Milestones Oct. 10, 2005
SWORN IN. JOHN ROBERTS, 50, as the 17th Chief Justice of the U.S.; following a Senate confirmation vote of 78 to 22, making him the youngest Chief Justice since 1801, when John Marshall was confirmed at age 45; in Washington.
SENTENCED. LYNNDIE ENGLAND, 22, Army private photographed grinning beside naked detainees at Iraq's Abu Ghraib prison, who said her participation in the abuse was prompted by a desire to please her then boyfriend, jailed ringleader Charles Graner; to three years in prison and a dishonorable discharge; in Fort Hood, Texas.
RESIGNED. EDDIE COMPASS, 47, New Orleans police chief, after unrelenting criticism of his role in the chaotic aftermath of Hurricane Katrina and 26 years at the police department in his hometown. Though he gave no specific reason for the move, his press conference came on the same day police announced that 250 cops would be investigated for unapproved absences following the storm.
KILLED. ABU AZZAM, whom U.S. and Iraqi officials describe as a top al-Qaeda lieutenant in Iraq; in a shootout with U.S. and Iraqi forces who tracked him to a high-rise Baghdad building and shot him when he opened fire.
DIED. GEORGE ARCHER, 65, towering golf champ known for his exacting putting stroke; of Burkitt's lymphoma, a rare form of non-Hodgkin's lymphoma; at his home in Incline Village, Nev. Though the 6-ft. 5-in. Archer tried to follow his father's advice to pursue basketball--"where the hole is way up there," as the son recalled him saying--he went on to win 12 P.G.A. championships, including the 1969 Masters, and 19 events on the 50-and-older Champions Tour.

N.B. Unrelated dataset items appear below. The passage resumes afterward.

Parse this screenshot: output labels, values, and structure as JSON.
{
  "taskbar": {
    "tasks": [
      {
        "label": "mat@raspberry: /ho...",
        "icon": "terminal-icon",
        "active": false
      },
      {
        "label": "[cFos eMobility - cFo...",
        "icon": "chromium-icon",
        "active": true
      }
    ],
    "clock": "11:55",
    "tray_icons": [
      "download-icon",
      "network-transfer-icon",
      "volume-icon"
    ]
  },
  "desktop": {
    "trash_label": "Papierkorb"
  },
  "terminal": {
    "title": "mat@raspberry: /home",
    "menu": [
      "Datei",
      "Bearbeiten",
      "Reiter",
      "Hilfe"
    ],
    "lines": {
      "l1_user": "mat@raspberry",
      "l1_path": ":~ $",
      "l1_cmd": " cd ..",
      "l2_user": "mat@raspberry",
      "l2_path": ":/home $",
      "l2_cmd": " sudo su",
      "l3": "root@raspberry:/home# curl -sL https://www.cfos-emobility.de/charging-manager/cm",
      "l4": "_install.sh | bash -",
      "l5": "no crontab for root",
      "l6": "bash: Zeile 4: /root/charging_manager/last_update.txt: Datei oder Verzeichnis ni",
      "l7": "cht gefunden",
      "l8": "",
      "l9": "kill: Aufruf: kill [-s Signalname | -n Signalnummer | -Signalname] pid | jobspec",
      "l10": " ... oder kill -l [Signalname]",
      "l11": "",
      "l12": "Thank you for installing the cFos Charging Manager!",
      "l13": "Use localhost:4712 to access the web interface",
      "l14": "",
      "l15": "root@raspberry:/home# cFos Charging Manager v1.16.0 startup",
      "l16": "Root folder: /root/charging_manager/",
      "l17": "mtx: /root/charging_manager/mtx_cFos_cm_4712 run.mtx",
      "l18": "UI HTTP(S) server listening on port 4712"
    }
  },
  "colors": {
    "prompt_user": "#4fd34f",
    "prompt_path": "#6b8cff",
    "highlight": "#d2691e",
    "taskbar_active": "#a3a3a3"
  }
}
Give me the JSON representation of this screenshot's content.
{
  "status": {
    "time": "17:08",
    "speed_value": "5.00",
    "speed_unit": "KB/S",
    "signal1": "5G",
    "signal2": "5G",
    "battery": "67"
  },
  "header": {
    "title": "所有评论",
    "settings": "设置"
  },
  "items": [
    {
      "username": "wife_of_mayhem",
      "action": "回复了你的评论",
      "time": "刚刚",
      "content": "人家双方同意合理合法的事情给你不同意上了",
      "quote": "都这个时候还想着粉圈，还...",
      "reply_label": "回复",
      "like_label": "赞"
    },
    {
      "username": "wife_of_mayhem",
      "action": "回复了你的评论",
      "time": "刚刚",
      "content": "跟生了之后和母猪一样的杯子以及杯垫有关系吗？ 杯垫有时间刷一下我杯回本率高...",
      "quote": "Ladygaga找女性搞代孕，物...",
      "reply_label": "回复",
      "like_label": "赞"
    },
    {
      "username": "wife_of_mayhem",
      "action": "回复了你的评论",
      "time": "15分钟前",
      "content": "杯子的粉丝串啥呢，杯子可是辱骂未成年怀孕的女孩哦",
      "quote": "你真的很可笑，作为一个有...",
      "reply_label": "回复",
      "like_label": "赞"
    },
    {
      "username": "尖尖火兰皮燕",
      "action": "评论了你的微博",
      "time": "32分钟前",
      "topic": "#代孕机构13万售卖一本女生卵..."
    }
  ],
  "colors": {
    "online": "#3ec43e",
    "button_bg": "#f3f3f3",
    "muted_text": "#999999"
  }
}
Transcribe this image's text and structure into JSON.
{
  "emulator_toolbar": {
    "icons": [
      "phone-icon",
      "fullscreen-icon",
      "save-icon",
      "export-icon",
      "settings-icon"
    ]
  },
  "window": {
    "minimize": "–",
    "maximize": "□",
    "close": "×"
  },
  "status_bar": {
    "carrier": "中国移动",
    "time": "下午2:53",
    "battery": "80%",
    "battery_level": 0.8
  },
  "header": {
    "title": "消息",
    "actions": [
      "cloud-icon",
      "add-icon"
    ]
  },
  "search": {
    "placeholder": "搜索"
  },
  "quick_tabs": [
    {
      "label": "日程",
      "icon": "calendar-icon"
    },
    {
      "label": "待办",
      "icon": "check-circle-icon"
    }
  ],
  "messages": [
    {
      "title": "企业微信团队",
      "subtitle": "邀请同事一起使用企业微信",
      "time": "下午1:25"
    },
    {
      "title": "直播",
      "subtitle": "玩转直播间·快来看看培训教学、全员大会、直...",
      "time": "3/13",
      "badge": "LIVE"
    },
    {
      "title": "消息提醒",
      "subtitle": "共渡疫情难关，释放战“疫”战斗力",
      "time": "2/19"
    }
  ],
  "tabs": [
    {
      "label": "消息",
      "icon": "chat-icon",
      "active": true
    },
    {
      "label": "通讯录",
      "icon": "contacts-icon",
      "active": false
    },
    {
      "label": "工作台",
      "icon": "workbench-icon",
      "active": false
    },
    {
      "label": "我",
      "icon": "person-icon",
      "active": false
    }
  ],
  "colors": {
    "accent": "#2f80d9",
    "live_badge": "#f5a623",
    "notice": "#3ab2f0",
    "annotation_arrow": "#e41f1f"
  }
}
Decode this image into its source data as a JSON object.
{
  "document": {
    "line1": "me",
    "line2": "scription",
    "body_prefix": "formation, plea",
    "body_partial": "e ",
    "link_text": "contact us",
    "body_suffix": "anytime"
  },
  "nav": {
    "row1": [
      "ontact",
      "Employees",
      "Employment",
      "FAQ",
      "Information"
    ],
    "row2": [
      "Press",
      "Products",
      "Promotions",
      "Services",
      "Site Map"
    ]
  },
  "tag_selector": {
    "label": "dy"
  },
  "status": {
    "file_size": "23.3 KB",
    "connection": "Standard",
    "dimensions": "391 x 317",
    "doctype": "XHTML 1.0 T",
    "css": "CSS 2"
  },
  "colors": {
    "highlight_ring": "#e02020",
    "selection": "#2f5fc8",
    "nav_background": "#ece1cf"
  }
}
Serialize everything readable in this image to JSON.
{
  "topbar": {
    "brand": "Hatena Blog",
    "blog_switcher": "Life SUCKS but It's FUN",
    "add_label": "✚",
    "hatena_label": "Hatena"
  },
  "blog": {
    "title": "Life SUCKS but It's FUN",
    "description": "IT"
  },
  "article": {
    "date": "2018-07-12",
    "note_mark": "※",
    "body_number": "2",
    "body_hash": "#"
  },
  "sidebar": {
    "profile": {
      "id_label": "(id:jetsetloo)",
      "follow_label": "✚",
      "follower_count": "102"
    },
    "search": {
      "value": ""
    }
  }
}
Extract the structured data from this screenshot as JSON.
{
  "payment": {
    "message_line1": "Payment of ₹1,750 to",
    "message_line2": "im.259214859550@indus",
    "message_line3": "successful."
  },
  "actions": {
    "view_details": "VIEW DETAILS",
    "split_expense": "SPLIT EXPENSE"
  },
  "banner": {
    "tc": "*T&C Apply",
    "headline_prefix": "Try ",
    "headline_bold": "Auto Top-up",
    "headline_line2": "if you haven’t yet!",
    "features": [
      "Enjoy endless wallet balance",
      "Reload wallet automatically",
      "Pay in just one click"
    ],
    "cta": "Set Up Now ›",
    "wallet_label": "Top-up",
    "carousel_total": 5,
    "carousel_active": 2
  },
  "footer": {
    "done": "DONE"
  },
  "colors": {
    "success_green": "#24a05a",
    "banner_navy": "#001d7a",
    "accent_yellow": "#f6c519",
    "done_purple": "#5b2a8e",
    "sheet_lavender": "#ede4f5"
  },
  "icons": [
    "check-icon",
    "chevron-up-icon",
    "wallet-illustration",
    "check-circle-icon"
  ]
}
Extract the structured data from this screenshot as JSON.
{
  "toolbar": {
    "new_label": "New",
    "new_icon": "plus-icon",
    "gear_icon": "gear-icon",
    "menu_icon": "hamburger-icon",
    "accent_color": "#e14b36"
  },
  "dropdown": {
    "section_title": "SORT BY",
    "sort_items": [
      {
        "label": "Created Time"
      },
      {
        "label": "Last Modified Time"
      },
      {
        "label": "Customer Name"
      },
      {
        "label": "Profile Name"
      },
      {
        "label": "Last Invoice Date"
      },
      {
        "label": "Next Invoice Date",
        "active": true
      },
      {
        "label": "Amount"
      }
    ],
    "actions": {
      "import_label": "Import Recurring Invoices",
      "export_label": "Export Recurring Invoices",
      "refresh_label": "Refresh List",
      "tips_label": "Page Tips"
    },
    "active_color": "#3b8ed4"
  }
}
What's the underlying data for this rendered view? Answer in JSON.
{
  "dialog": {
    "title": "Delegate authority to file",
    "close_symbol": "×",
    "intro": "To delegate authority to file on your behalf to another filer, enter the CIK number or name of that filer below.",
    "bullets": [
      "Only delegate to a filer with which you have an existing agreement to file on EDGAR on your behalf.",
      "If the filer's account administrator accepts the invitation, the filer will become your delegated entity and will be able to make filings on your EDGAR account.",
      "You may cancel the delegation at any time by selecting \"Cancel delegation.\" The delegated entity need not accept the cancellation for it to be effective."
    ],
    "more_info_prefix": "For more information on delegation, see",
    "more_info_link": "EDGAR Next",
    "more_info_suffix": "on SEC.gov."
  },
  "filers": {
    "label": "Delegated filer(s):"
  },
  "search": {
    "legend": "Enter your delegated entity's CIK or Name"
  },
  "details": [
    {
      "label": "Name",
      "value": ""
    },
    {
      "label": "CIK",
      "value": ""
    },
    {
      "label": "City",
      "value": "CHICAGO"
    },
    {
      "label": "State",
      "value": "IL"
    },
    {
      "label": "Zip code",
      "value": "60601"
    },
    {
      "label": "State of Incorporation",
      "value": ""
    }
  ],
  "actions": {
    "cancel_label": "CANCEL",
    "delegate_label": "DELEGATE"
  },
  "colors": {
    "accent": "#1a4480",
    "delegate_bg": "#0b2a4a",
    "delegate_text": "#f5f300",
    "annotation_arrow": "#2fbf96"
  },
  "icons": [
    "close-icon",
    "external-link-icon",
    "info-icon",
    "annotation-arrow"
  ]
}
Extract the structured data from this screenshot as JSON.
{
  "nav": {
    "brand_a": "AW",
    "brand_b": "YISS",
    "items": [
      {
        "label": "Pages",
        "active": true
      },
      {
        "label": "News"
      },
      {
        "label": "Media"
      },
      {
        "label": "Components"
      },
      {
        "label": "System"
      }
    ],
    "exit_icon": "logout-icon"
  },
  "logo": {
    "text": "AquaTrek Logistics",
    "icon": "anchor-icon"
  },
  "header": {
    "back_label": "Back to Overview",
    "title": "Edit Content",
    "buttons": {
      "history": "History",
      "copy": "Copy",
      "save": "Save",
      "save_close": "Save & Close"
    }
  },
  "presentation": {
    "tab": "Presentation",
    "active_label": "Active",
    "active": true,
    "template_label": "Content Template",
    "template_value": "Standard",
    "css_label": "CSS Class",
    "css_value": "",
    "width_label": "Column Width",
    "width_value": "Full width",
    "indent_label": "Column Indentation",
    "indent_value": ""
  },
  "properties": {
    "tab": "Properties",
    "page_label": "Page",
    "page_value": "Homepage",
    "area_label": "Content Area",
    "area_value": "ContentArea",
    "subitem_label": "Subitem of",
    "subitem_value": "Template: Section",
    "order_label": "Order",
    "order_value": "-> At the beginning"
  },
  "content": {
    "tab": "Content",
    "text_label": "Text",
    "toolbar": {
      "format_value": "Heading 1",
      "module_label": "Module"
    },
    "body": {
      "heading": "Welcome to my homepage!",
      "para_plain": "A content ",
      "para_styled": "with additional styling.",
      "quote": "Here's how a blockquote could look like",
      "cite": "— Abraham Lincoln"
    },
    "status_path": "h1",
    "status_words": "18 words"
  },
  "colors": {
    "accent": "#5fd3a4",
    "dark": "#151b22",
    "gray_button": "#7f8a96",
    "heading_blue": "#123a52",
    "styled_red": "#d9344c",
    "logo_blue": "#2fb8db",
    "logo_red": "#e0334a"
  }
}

DIED. M. SCOTT PECK, 69, ex-military psychiatrist credited with pioneering publishing's self-help genre with his best-selling 1978 life manual, The Road Less Traveled; of pancreatic and liver cancer; in Warren, Conn. Although he freely admitted he was not always able to heed his own advice--he acknowledged having such bad habits as drinking and womanizing--Peck differed from his successors by emphasizing the arduous task of self-examination, insisting that "life is difficult."
DIED. DON ADAMS, 82, ex-stand-up comic who achieved eternal pop-culture fame, and three Emmys, as the bumbling yet vain secret agent Maxwell Smart ("Sorry about that, Chief") on TV's 1960s spy spoof Get Smart; in Los Angeles. Unlike James Bond, Adams' hilariously unsuave Agent 86 ate classified messages before remembering to read them, dialed calls on a phone hidden in a pair of high-tech but often malfunctioning shoes and insisted that his partner, 99 (Barbara Feldon), let him handle the delicate jobs--which he promptly botched. Adams' later roles included the voice of Inspector Gadget in the 1980s TV cartoon series.